The Main Stream

Jun 20, 2012 8:11 PM

BP union reacts to executive privilege

TUCSON - Attorney General Eric Holder was cited in contempt Wednesday for not complying with House requests for information in the Department of Justice's Operation Fast and Furious.
Early Wednesday, President Obama asserted executive privilege to withhold the documents being sought by a House committee.

The documents being sought are related to Operation Fast and Furious, a program in which the Bureau of Alcohol, Tobacco, Firearms and Explosives allowed weapons to be purchased in the US and then traced to Mexico. One of those weapons was then used by drug smugglers to kill Brian Terry, a Border Patrol agent stationed in the Tucson Sector.

Tucson attorney Michael Piccarreta said the president was within his right of executive office, "the purpose of the privilege is to have people be able to freely discuss thoughts without having to worry about how it will look in the news the next day." According to Piccarreta, now that Mr. Obama has deemed the documents privileged, legally, they do not have to be produced.
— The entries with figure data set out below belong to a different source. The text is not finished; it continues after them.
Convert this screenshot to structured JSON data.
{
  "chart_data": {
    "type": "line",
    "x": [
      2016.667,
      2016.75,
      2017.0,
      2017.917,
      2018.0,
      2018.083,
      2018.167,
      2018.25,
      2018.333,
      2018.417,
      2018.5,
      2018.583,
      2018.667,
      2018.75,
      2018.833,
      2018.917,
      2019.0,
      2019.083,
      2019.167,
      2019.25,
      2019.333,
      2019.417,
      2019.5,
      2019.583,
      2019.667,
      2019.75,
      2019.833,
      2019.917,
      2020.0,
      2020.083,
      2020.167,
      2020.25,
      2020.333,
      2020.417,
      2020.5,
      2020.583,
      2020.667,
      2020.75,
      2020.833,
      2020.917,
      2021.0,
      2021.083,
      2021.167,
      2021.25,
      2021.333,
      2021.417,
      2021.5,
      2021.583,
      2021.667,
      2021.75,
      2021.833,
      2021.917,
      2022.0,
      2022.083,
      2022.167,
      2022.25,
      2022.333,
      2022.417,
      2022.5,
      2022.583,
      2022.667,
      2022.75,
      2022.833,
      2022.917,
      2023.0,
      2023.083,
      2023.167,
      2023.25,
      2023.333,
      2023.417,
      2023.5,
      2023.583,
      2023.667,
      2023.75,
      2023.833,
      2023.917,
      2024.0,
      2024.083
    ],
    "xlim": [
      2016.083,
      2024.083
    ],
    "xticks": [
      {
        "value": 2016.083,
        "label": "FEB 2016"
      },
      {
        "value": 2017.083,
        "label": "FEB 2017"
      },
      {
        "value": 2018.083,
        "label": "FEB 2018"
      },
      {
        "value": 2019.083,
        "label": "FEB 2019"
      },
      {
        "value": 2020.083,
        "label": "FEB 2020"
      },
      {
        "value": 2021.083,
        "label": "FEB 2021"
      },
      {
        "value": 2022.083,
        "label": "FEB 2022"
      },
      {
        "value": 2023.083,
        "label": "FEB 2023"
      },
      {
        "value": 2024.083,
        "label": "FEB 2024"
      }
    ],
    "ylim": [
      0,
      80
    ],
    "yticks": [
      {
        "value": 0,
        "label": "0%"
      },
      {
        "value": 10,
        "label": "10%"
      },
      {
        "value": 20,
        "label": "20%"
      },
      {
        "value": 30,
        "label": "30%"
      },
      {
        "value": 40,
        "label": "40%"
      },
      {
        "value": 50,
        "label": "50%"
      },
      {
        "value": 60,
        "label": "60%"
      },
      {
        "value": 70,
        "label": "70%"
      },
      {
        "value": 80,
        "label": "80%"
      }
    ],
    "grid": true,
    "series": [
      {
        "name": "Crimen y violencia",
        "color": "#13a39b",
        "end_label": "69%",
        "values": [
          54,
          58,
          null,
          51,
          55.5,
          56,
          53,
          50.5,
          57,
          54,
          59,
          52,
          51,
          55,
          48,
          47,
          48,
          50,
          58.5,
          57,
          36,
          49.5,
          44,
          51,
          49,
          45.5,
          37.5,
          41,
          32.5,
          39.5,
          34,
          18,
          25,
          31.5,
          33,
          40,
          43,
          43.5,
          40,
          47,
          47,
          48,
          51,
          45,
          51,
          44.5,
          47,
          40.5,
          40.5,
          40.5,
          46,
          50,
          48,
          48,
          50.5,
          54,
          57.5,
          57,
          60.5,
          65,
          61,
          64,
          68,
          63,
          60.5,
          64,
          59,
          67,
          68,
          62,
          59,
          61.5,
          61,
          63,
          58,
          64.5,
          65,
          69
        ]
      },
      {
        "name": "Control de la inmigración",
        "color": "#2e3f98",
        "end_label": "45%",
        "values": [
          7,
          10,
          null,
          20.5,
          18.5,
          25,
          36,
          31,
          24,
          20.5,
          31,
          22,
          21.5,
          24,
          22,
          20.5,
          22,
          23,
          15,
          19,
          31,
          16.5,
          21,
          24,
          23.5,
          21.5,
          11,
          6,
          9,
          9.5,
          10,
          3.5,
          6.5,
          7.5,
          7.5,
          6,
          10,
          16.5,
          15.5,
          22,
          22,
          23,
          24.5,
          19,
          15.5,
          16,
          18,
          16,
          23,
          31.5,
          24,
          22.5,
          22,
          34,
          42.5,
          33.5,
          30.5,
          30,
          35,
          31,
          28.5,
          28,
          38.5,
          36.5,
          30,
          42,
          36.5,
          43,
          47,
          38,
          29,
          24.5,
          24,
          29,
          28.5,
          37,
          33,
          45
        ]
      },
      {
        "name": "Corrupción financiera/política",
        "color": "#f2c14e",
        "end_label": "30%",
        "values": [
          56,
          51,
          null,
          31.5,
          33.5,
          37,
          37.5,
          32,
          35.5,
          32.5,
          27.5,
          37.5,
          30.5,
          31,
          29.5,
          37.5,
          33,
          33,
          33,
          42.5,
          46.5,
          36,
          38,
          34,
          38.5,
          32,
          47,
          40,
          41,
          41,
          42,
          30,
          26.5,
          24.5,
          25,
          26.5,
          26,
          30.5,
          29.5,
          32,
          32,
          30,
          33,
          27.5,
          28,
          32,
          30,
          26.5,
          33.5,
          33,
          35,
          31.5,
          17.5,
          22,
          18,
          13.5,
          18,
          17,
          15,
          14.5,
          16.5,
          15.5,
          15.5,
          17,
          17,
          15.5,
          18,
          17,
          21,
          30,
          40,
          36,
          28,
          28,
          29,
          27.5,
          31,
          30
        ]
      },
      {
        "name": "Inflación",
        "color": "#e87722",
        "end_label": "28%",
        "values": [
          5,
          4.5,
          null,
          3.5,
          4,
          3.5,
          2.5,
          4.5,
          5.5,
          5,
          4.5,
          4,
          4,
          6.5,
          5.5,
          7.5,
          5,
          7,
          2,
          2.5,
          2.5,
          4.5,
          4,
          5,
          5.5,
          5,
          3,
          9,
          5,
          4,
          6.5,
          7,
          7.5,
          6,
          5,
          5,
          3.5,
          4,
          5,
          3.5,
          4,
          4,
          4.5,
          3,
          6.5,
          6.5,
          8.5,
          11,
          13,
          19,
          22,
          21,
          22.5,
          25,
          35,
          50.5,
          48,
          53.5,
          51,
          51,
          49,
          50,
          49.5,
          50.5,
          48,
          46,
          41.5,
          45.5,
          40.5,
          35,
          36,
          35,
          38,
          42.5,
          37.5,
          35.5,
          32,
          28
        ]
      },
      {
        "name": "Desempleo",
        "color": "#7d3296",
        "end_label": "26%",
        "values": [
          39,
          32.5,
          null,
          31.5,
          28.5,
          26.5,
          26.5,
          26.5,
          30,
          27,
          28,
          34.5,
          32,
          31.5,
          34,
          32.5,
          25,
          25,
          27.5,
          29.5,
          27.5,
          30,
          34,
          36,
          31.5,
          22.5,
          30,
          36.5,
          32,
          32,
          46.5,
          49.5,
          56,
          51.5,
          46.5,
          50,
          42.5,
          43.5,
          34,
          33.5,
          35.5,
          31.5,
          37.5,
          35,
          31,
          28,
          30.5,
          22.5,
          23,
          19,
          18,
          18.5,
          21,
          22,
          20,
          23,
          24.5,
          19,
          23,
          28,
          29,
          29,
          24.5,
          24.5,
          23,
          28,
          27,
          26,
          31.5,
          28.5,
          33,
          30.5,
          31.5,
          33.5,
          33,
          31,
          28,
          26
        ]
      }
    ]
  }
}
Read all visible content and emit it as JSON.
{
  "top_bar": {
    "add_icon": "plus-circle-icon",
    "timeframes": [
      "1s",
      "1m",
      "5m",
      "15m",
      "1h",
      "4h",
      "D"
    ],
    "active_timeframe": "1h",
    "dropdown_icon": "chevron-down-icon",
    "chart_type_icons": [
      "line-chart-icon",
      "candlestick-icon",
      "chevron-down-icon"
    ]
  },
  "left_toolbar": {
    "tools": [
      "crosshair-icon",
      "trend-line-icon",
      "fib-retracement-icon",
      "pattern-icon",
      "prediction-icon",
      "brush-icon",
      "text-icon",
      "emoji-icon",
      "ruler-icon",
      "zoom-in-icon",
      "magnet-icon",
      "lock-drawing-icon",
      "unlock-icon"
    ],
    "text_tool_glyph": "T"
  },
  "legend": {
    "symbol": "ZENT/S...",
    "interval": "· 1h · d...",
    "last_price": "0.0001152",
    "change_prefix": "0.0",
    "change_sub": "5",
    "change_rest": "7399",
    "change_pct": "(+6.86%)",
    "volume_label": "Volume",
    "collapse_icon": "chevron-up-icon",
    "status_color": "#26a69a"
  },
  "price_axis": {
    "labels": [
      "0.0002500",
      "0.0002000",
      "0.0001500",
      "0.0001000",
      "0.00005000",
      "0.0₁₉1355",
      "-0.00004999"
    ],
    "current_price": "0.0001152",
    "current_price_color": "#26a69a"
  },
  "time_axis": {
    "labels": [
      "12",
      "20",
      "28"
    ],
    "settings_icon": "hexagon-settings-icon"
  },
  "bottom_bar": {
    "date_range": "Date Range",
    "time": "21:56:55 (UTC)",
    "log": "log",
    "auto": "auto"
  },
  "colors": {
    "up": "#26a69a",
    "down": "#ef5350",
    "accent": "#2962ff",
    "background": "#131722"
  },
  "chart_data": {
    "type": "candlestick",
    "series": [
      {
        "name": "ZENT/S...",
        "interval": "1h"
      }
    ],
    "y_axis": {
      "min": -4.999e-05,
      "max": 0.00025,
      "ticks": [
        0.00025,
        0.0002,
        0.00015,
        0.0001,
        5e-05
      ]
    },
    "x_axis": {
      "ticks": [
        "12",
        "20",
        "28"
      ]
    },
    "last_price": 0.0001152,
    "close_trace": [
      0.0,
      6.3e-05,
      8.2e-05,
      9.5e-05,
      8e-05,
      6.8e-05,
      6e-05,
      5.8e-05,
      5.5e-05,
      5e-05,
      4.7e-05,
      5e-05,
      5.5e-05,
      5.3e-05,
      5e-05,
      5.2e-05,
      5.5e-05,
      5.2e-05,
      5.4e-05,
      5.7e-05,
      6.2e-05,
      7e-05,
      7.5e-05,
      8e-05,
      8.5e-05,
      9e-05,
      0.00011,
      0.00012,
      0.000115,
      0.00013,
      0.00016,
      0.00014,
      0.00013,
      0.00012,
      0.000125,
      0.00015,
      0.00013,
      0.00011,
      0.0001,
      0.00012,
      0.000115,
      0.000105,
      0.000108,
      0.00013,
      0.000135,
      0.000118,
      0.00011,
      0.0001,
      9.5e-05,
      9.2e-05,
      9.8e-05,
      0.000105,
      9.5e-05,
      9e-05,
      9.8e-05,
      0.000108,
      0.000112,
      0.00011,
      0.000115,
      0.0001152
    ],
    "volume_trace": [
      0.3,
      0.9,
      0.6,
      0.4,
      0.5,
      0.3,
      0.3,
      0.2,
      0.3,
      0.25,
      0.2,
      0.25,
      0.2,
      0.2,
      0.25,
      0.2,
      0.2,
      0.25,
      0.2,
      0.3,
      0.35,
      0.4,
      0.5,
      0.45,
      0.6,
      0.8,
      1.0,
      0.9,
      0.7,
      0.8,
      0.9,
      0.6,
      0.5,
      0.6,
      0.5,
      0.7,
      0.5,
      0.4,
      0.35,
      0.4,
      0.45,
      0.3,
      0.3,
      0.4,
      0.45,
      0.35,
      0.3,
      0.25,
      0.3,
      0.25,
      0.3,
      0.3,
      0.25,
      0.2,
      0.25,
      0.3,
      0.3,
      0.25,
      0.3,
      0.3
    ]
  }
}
But for Brandon Judd who represents agents in Local 2544, the National Border Patrol Council questions have to be answered and someone has to be held accountable, "we had a very good agent that was murdered. He was murdered in part because the ATF were cavalier in what they were doing."

Agent Terry was killed north of Nogales in a shootout with smugglers on December 2010. "One of those guns was found at the site of Agent Terry's death. They (Department of Justice) absolutely have blood on their hands," Judd said.

The family of Agent Terry issued a statement saying in part, "Our son lost his life protecting this nation, and it is very disappointing that we are now faced with an administration that seems more concerned with protecting themselves rather than revealing the truth behind Operation Fast and Furious."